Zauberer von den Sternen - Stasheff Christopher (читать книги TXT) 📗
„Wer wagt es, uns hier aufzuhalten!“ donnerte Lord Loguire, der inzwischen mit Rod herangeritten war. „Zur Seite für einen Mann edlen Blutes!“
Die Posten starrten den Herzog an, dann sprangen beide heran und drückten ihm die Pikenspitzen an die Brust. „Steigt ab, Mylord Herzog Loguire! Im Namen der Königin, wir müssen Euch festnehmen!“ rief einer, während der andere nach dem Hauptmann der Wache schreiend über die Brücke rannte.
Loguire starrte ungläubig von einem zum anderen. Rod brüllte den Posten an: „Nenn den Grund!“ Der Blick des Soldaten flog von Loguires zu Rods Gesicht und zurück. Zögernd antwortete er: „Hochverrat gegen die Person Ihrer Majestät der Königin.“
Loguire preßte die Lippen zusammen, dann explodierte er: „Keiner könnte der Königin treuer ergeben sein als ich. Genug deiner Impertinenz! Zur Seite!“
Der Posten schluckte, wich jedoch nicht von der Stelle. „Es heißt, daß Loguire die Rebellen anführt, Mylord.“
„Soldat“, sagte Rod mit dem Ton eines geduldigen Feldwebels.
„Weißt du, wer ich bin?“
„Ihr seid Meister Gallowglass, ehemals von der Leibwache der Königin.“
„Immer noch von der Leibwache“, berichtigte Rod.
„Und vor einer Woche in den Süden abbeordert, um Herzog Loguire zu beschützen!“
Des Herzogs Kopf zuckte zurück.
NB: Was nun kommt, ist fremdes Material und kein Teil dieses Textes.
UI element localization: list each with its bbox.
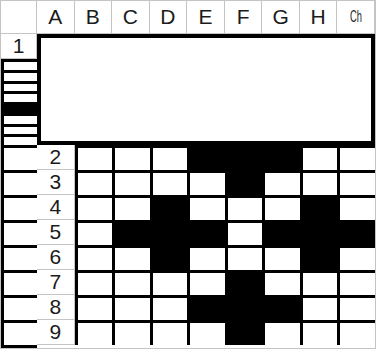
- cell-H8[interactable]: [337, 295, 375, 320]
- cell-B3[interactable]: [112, 170, 150, 195]
- cell-H5[interactable]: [337, 220, 375, 245]
- cell-E7[interactable]: [225, 270, 263, 295]
- row-header-label: 2: [49, 145, 61, 169]
- cell-C5[interactable]: [150, 220, 188, 245]
- column-header-label: F: [237, 5, 250, 29]
- row-header-label: 7: [49, 270, 61, 294]
- row-header-label: 4: [49, 195, 61, 219]
- cell-E2[interactable]: [225, 145, 263, 170]
- row-header-3: 3: [37, 170, 75, 195]
- cell-Ch2[interactable]: [1, 170, 37, 195]
- column-header-e: E: [187, 1, 225, 34]
- column-header-h: H: [300, 1, 338, 34]
- cell-E8[interactable]: [225, 295, 263, 320]
- corner-cell: [1, 1, 37, 34]
- cell-B4[interactable]: [112, 195, 150, 220]
- cell-C3[interactable]: [150, 170, 188, 195]
- cell-Ch3[interactable]: [1, 195, 37, 220]
- cell-E4[interactable]: [225, 195, 263, 220]
- row-header-4: 4: [37, 195, 75, 220]
- cell-F9[interactable]: [262, 320, 300, 345]
- cell-Ch5[interactable]: [1, 245, 37, 270]
- cell-E6[interactable]: [225, 245, 263, 270]
- cell-A4[interactable]: [75, 195, 113, 220]
- column-header-label: H: [311, 5, 326, 29]
- cell-G1[interactable]: [1, 124, 37, 135]
- cell-E9[interactable]: [225, 320, 263, 345]
- cell-Ch6[interactable]: [1, 270, 37, 295]
- cell-A1[interactable]: [1, 59, 37, 70]
- cell-H4[interactable]: [337, 195, 375, 220]
- cell-F6[interactable]: [262, 245, 300, 270]
- cell-B5[interactable]: [112, 220, 150, 245]
- row-header-7: 7: [37, 270, 75, 295]
- column-header-ch: Ch: [337, 1, 375, 34]
- row-header-1: 1: [1, 34, 37, 59]
- cell-D9[interactable]: [187, 320, 225, 345]
- cell-Ch4[interactable]: [1, 220, 37, 245]
- cell-F2[interactable]: [262, 145, 300, 170]
- cell-E1[interactable]: [1, 102, 37, 113]
- cell-H7[interactable]: [337, 270, 375, 295]
- column-header-d: D: [150, 1, 188, 34]
- cell-D7[interactable]: [187, 270, 225, 295]
- row-header-label: 5: [49, 220, 61, 244]
- column-header-label: Ch: [350, 7, 362, 27]
- board-border: [37, 34, 375, 145]
- cell-B2[interactable]: [112, 145, 150, 170]
- cell-G8[interactable]: [300, 295, 338, 320]
- cell-F3[interactable]: [262, 170, 300, 195]
- cell-G4[interactable]: [300, 195, 338, 220]
- cell-C8[interactable]: [150, 295, 188, 320]
- row-header-5: 5: [37, 220, 75, 245]
- cell-A5[interactable]: [75, 220, 113, 245]
- column-header-label: B: [86, 5, 100, 29]
- cell-B6[interactable]: [112, 245, 150, 270]
- cell-B9[interactable]: [112, 320, 150, 345]
- cell-B8[interactable]: [112, 295, 150, 320]
- row-header-6: 6: [37, 245, 75, 270]
- cell-A2[interactable]: [75, 145, 113, 170]
- cell-G5[interactable]: [300, 220, 338, 245]
- cell-H6[interactable]: [337, 245, 375, 270]
- column-header-label: A: [48, 5, 62, 29]
- puzzle-grid-screen: ABCDEFGHCh123456789: [0, 0, 376, 349]
- cell-D4[interactable]: [187, 195, 225, 220]
- cell-Ch1[interactable]: [1, 145, 37, 170]
- cell-E5[interactable]: [225, 220, 263, 245]
- column-header-c: C: [112, 1, 150, 34]
- cell-D5[interactable]: [187, 220, 225, 245]
- cell-C1[interactable]: [1, 81, 37, 92]
- cell-E3[interactable]: [225, 170, 263, 195]
- cell-Ch9[interactable]: [1, 345, 37, 348]
- cell-A3[interactable]: [75, 170, 113, 195]
- cell-F1[interactable]: [1, 113, 37, 124]
- row-header-label: 3: [49, 170, 61, 194]
- cell-F8[interactable]: [262, 295, 300, 320]
- cell-H2[interactable]: [337, 145, 375, 170]
- column-header-label: D: [160, 5, 175, 29]
- cell-A9[interactable]: [75, 320, 113, 345]
- cell-D6[interactable]: [187, 245, 225, 270]
- column-header-label: E: [198, 5, 212, 29]
- column-header-b: B: [75, 1, 113, 34]
- cell-C7[interactable]: [150, 270, 188, 295]
- cell-H3[interactable]: [337, 170, 375, 195]
- cell-G7[interactable]: [300, 270, 338, 295]
- cell-D3[interactable]: [187, 170, 225, 195]
- row-header-label: 8: [49, 295, 61, 319]
- row-header-8: 8: [37, 295, 75, 320]
- cell-F4[interactable]: [262, 195, 300, 220]
- cell-D2[interactable]: [187, 145, 225, 170]
- cell-A8[interactable]: [75, 295, 113, 320]
- column-header-a: A: [37, 1, 75, 34]
- cell-C4[interactable]: [150, 195, 188, 220]
- cell-H9[interactable]: [337, 320, 375, 345]
- cell-B1[interactable]: [1, 70, 37, 81]
- cell-F7[interactable]: [262, 270, 300, 295]
- cell-H1[interactable]: [1, 134, 37, 145]
- cell-A6[interactable]: [75, 245, 113, 270]
- cell-D1[interactable]: [1, 91, 37, 102]
- column-header-label: G: [272, 5, 288, 29]
- row-header-2: 2: [37, 145, 75, 170]
- column-header-f: F: [225, 1, 263, 34]
- column-header-g: G: [262, 1, 300, 34]
- row-header-label: 6: [49, 245, 61, 269]
- cell-G2[interactable]: [300, 145, 338, 170]
- cell-D8[interactable]: [187, 295, 225, 320]
- cell-G3[interactable]: [300, 170, 338, 195]
- cell-C2[interactable]: [150, 145, 188, 170]
- cell-G6[interactable]: [300, 245, 338, 270]
- row-header-label: 1: [13, 34, 25, 58]
- cell-B7[interactable]: [112, 270, 150, 295]
- cell-Ch8[interactable]: [1, 320, 37, 345]
- cell-F5[interactable]: [262, 220, 300, 245]
- cell-C6[interactable]: [150, 245, 188, 270]
- row-header-9: 9: [37, 320, 75, 345]
- cell-C9[interactable]: [150, 320, 188, 345]
- row-header-label: 9: [49, 320, 61, 344]
- cell-A7[interactable]: [75, 270, 113, 295]
- cell-G9[interactable]: [300, 320, 338, 345]
- column-header-label: C: [123, 5, 138, 29]
- cell-Ch7[interactable]: [1, 295, 37, 320]
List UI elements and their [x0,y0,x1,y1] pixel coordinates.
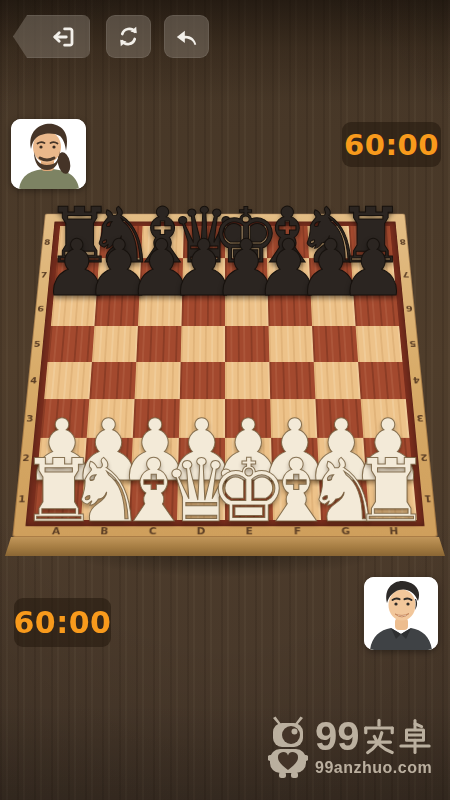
hanzi-zhuo-icon [398,718,432,755]
young-man-avatar-image [364,577,438,650]
piece-white-rook-h1[interactable]: ♜ [352,448,430,535]
pieces-layer: ♜♞♝♛♚♝♞♜♟♟♟♟♟♟♟♟♟♟♟♟♟♟♟♟♜♞♝♛♚♝♞♜ [0,0,450,800]
player-clock: 60:00 [14,598,111,647]
piece-black-pawn-h7[interactable]: ♟ [338,230,408,308]
watermark: 99 99anzhuo.com [268,716,434,778]
watermark-text: 99 99anzhuo.com [315,716,434,777]
watermark-brand-99: 99 [315,716,360,756]
player-avatar [364,577,438,650]
chess-app-screen: { "game": "chess", "position": { "fen": … [0,0,450,800]
chess-board-scene: 1122334455667788ABCDEFGH ♜♞♝♛♚♝♞♜♟♟♟♟♟♟♟… [0,0,450,800]
watermark-brand: 99 [315,716,434,756]
watermark-url: 99anzhuo.com [315,759,434,777]
robot-mascot-icon [268,716,308,778]
hanzi-an-icon [362,718,396,755]
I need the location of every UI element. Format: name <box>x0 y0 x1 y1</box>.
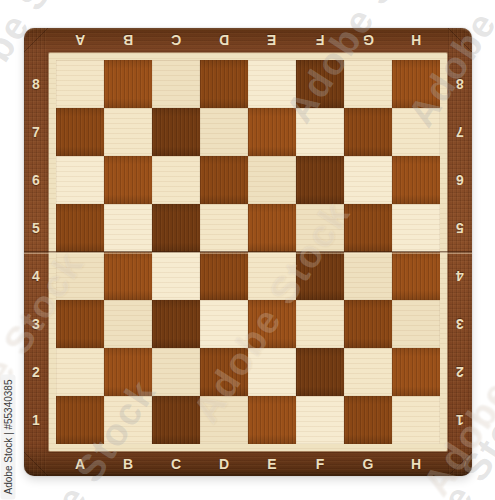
rank-label-right-4: 4 <box>448 252 472 300</box>
square-f6 <box>296 156 344 204</box>
square-b5 <box>104 204 152 252</box>
square-h6 <box>392 156 440 204</box>
file-label-bottom-a-text: A <box>75 456 85 472</box>
rank-label-left-1: 1 <box>24 396 48 444</box>
file-label-top-e-text: E <box>267 32 276 48</box>
square-f7 <box>296 108 344 156</box>
rank-label-left-7: 7 <box>24 108 48 156</box>
chess-board: AA88BB77CC66DD55EE44FF33GG22HH11 <box>24 28 472 476</box>
file-label-bottom-c: C <box>152 452 200 476</box>
square-g4 <box>344 252 392 300</box>
rank-label-left-3: 3 <box>24 300 48 348</box>
stock-photo-canvas: AA88BB77CC66DD55EE44FF33GG22HH11 Adobe S… <box>0 0 495 500</box>
frame-miter-joint <box>448 28 472 52</box>
rank-label-left-5: 5 <box>24 204 48 252</box>
file-label-top-h: H <box>392 28 440 52</box>
rank-label-right-1: 1 <box>448 396 472 444</box>
square-g2 <box>344 348 392 396</box>
file-label-bottom-f: F <box>296 452 344 476</box>
file-label-bottom-f-text: F <box>316 456 325 472</box>
square-h5 <box>392 204 440 252</box>
square-g3 <box>344 300 392 348</box>
square-g5 <box>344 204 392 252</box>
file-label-top-h-text: H <box>411 32 421 48</box>
stock-attribution-label: Adobe Stock | #55340385 <box>1 375 16 500</box>
square-a3 <box>56 300 104 348</box>
square-c3 <box>152 300 200 348</box>
square-a1 <box>56 396 104 444</box>
rank-label-left-5-text: 5 <box>32 220 40 236</box>
rank-label-left-6-text: 6 <box>32 172 40 188</box>
frame-miter-joint <box>448 452 472 476</box>
file-label-bottom-g-text: G <box>363 456 374 472</box>
square-e2 <box>248 348 296 396</box>
file-label-bottom-e-text: E <box>267 456 276 472</box>
file-label-top-b: B <box>104 28 152 52</box>
square-a5 <box>56 204 104 252</box>
square-b7 <box>104 108 152 156</box>
file-label-top-d: D <box>200 28 248 52</box>
rank-label-right-5-text: 5 <box>456 220 464 236</box>
file-label-top-f: F <box>296 28 344 52</box>
rank-label-right-8-text: 8 <box>456 76 464 92</box>
square-c6 <box>152 156 200 204</box>
rank-label-right-7: 7 <box>448 108 472 156</box>
file-label-bottom-h: H <box>392 452 440 476</box>
file-label-top-a-text: A <box>75 32 85 48</box>
square-d2 <box>200 348 248 396</box>
file-label-bottom-d-text: D <box>219 456 229 472</box>
frame-miter-joint <box>24 452 48 476</box>
square-b4 <box>104 252 152 300</box>
square-h1 <box>392 396 440 444</box>
rank-label-left-2-text: 2 <box>32 364 40 380</box>
square-c5 <box>152 204 200 252</box>
square-h2 <box>392 348 440 396</box>
square-f4 <box>296 252 344 300</box>
file-label-bottom-e: E <box>248 452 296 476</box>
rank-label-right-4-text: 4 <box>456 268 464 284</box>
file-label-top-e: E <box>248 28 296 52</box>
file-label-bottom-c-text: C <box>171 456 181 472</box>
file-label-bottom-b-text: B <box>123 456 133 472</box>
square-d5 <box>200 204 248 252</box>
square-d1 <box>200 396 248 444</box>
rank-label-right-6-text: 6 <box>456 172 464 188</box>
square-d7 <box>200 108 248 156</box>
file-label-bottom-b: B <box>104 452 152 476</box>
frame-miter-joint <box>24 28 48 52</box>
square-g1 <box>344 396 392 444</box>
rank-label-left-1-text: 1 <box>32 412 40 428</box>
rank-label-right-2: 2 <box>448 348 472 396</box>
square-f3 <box>296 300 344 348</box>
square-e6 <box>248 156 296 204</box>
square-h4 <box>392 252 440 300</box>
rank-label-left-4: 4 <box>24 252 48 300</box>
square-a6 <box>56 156 104 204</box>
file-label-bottom-h-text: H <box>411 456 421 472</box>
square-c4 <box>152 252 200 300</box>
square-g8 <box>344 60 392 108</box>
square-h8 <box>392 60 440 108</box>
square-b8 <box>104 60 152 108</box>
square-b3 <box>104 300 152 348</box>
square-d8 <box>200 60 248 108</box>
rank-label-right-3: 3 <box>448 300 472 348</box>
file-label-top-c: C <box>152 28 200 52</box>
square-b2 <box>104 348 152 396</box>
rank-label-left-3-text: 3 <box>32 316 40 332</box>
square-g7 <box>344 108 392 156</box>
rank-label-right-6: 6 <box>448 156 472 204</box>
square-e1 <box>248 396 296 444</box>
square-a4 <box>56 252 104 300</box>
square-e4 <box>248 252 296 300</box>
file-label-top-d-text: D <box>219 32 229 48</box>
file-label-top-g-text: G <box>363 32 374 48</box>
rank-label-right-2-text: 2 <box>456 364 464 380</box>
square-f8 <box>296 60 344 108</box>
file-label-top-b-text: B <box>123 32 133 48</box>
square-d4 <box>200 252 248 300</box>
square-c1 <box>152 396 200 444</box>
rank-label-left-6: 6 <box>24 156 48 204</box>
file-label-bottom-g: G <box>344 452 392 476</box>
square-d3 <box>200 300 248 348</box>
rank-label-right-3-text: 3 <box>456 316 464 332</box>
square-e7 <box>248 108 296 156</box>
board-fold-seam <box>24 251 472 254</box>
rank-label-right-7-text: 7 <box>456 124 464 140</box>
square-a8 <box>56 60 104 108</box>
square-g6 <box>344 156 392 204</box>
file-label-top-g: G <box>344 28 392 52</box>
rank-label-right-5: 5 <box>448 204 472 252</box>
square-c8 <box>152 60 200 108</box>
rank-label-left-8: 8 <box>24 60 48 108</box>
file-label-top-a: A <box>56 28 104 52</box>
square-a2 <box>56 348 104 396</box>
square-a7 <box>56 108 104 156</box>
rank-label-left-8-text: 8 <box>32 76 40 92</box>
square-b1 <box>104 396 152 444</box>
square-b6 <box>104 156 152 204</box>
file-label-top-c-text: C <box>171 32 181 48</box>
square-d6 <box>200 156 248 204</box>
square-c2 <box>152 348 200 396</box>
rank-label-right-8: 8 <box>448 60 472 108</box>
rank-label-left-7-text: 7 <box>32 124 40 140</box>
square-c7 <box>152 108 200 156</box>
square-h3 <box>392 300 440 348</box>
rank-label-right-1-text: 1 <box>456 412 464 428</box>
square-e5 <box>248 204 296 252</box>
square-f5 <box>296 204 344 252</box>
square-e3 <box>248 300 296 348</box>
file-label-bottom-a: A <box>56 452 104 476</box>
square-e8 <box>248 60 296 108</box>
square-h7 <box>392 108 440 156</box>
square-f1 <box>296 396 344 444</box>
square-f2 <box>296 348 344 396</box>
rank-label-left-2: 2 <box>24 348 48 396</box>
rank-label-left-4-text: 4 <box>32 268 40 284</box>
file-label-bottom-d: D <box>200 452 248 476</box>
file-label-top-f-text: F <box>316 32 325 48</box>
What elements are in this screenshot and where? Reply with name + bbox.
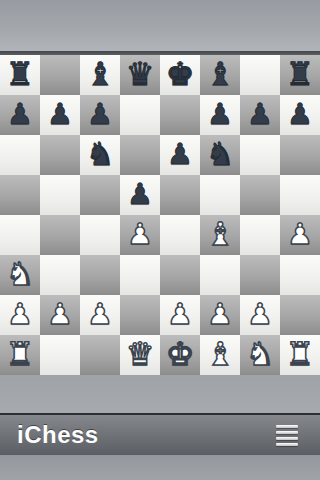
square-c8[interactable]: ♝ bbox=[80, 55, 120, 95]
white-pawn[interactable]: ♟ bbox=[47, 294, 73, 334]
square-a2[interactable]: ♟ bbox=[0, 295, 40, 335]
black-knight[interactable]: ♞ bbox=[86, 134, 115, 174]
chess-board: ♜♝♛♚♝♜♟♟♟♟♟♟♞♟♞♟♟♝♟♞♟♟♟♟♟♟♜♛♚♝♞♜ bbox=[0, 55, 320, 375]
black-pawn[interactable]: ♟ bbox=[7, 94, 33, 134]
square-a5[interactable] bbox=[0, 175, 40, 215]
square-c5[interactable] bbox=[80, 175, 120, 215]
square-c6[interactable]: ♞ bbox=[80, 135, 120, 175]
white-king[interactable]: ♚ bbox=[166, 334, 195, 374]
white-queen[interactable]: ♛ bbox=[126, 334, 155, 374]
square-a3[interactable]: ♞ bbox=[0, 255, 40, 295]
square-c3[interactable] bbox=[80, 255, 120, 295]
square-b1[interactable] bbox=[40, 335, 80, 375]
square-b6[interactable] bbox=[40, 135, 80, 175]
square-a4[interactable] bbox=[0, 215, 40, 255]
square-h1[interactable]: ♜ bbox=[280, 335, 320, 375]
square-d5[interactable]: ♟ bbox=[120, 175, 160, 215]
square-f5[interactable] bbox=[200, 175, 240, 215]
square-b5[interactable] bbox=[40, 175, 80, 215]
square-g2[interactable]: ♟ bbox=[240, 295, 280, 335]
square-e5[interactable] bbox=[160, 175, 200, 215]
square-h4[interactable]: ♟ bbox=[280, 215, 320, 255]
square-g3[interactable] bbox=[240, 255, 280, 295]
square-e7[interactable] bbox=[160, 95, 200, 135]
top-status-area bbox=[0, 0, 320, 51]
square-h7[interactable]: ♟ bbox=[280, 95, 320, 135]
square-b7[interactable]: ♟ bbox=[40, 95, 80, 135]
square-d6[interactable] bbox=[120, 135, 160, 175]
white-knight[interactable]: ♞ bbox=[246, 334, 275, 374]
square-b3[interactable] bbox=[40, 255, 80, 295]
square-b4[interactable] bbox=[40, 215, 80, 255]
bottom-toolbar: iChess bbox=[0, 413, 320, 455]
square-a8[interactable]: ♜ bbox=[0, 55, 40, 95]
square-g8[interactable] bbox=[240, 55, 280, 95]
square-f4[interactable]: ♝ bbox=[200, 215, 240, 255]
square-h2[interactable] bbox=[280, 295, 320, 335]
square-c1[interactable] bbox=[80, 335, 120, 375]
black-pawn[interactable]: ♟ bbox=[167, 134, 193, 174]
black-rook[interactable]: ♜ bbox=[286, 54, 315, 94]
black-rook[interactable]: ♜ bbox=[6, 54, 35, 94]
square-h6[interactable] bbox=[280, 135, 320, 175]
square-f7[interactable]: ♟ bbox=[200, 95, 240, 135]
white-pawn[interactable]: ♟ bbox=[7, 294, 33, 334]
square-h5[interactable] bbox=[280, 175, 320, 215]
bottom-strip bbox=[0, 455, 320, 480]
square-e3[interactable] bbox=[160, 255, 200, 295]
square-f1[interactable]: ♝ bbox=[200, 335, 240, 375]
black-knight[interactable]: ♞ bbox=[206, 134, 235, 174]
square-f8[interactable]: ♝ bbox=[200, 55, 240, 95]
white-rook[interactable]: ♜ bbox=[6, 334, 35, 374]
black-bishop[interactable]: ♝ bbox=[206, 54, 235, 94]
white-pawn[interactable]: ♟ bbox=[167, 294, 193, 334]
black-pawn[interactable]: ♟ bbox=[287, 94, 313, 134]
white-rook[interactable]: ♜ bbox=[286, 334, 315, 374]
square-c7[interactable]: ♟ bbox=[80, 95, 120, 135]
black-pawn[interactable]: ♟ bbox=[47, 94, 73, 134]
square-a6[interactable] bbox=[0, 135, 40, 175]
square-d8[interactable]: ♛ bbox=[120, 55, 160, 95]
white-pawn[interactable]: ♟ bbox=[127, 214, 153, 254]
square-a1[interactable]: ♜ bbox=[0, 335, 40, 375]
black-pawn[interactable]: ♟ bbox=[247, 94, 273, 134]
black-bishop[interactable]: ♝ bbox=[86, 54, 115, 94]
menu-button[interactable] bbox=[272, 420, 302, 450]
ichess-app-screen: ♜♝♛♚♝♜♟♟♟♟♟♟♞♟♞♟♟♝♟♞♟♟♟♟♟♟♜♛♚♝♞♜ iChess bbox=[0, 0, 320, 480]
square-g6[interactable] bbox=[240, 135, 280, 175]
square-h3[interactable] bbox=[280, 255, 320, 295]
square-d4[interactable]: ♟ bbox=[120, 215, 160, 255]
square-d2[interactable] bbox=[120, 295, 160, 335]
hamburger-menu-icon bbox=[276, 425, 298, 428]
white-bishop[interactable]: ♝ bbox=[206, 334, 235, 374]
square-h8[interactable]: ♜ bbox=[280, 55, 320, 95]
square-e8[interactable]: ♚ bbox=[160, 55, 200, 95]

Er starrte Rod funkelnd an.
„Wir wußten, daß Ihr fort seid“, murmelte der Soldat.
„Und jetzt weißt du auch, weshalb.“ Rod hielt seine Stimme unter sorgfältiger Kontrolle, aber ihr Ton verriet, daß der Grimm der Königin auf den elenden Posten fallen würde, falls er dem Leibgardisten nicht gehorchte. „Lord Loguire ersucht seine Verwandte und Herrscherin, Ihre Majestät, die Königin, um Asyl. Sie wäre erzürnt, müßte sie erfahren, daß er aufgehalten wurde.“
Der Posten behielt seine Pike verkrampft in der Hand und schob trotzig das Kinn vor. „Es wurde der Befehl erteilt, guter Meister Gallowglass, daß Mylord Loguire im Verlies der Königin festgesetzt werden muß. Mehr weiß ich nicht.“
„Verlies!“ donnerte Loguire mit rotem Gesicht. „So tief kann das Blut der Plantagenets nicht gesunken sein! Bube, ich schneide dir die lügende Zunge aus dem Mund!“ Seine Hand fuhr nach dem Dolch. Der Soldat wurde kreidebleich, aber Rod hielt den Herzog zurück.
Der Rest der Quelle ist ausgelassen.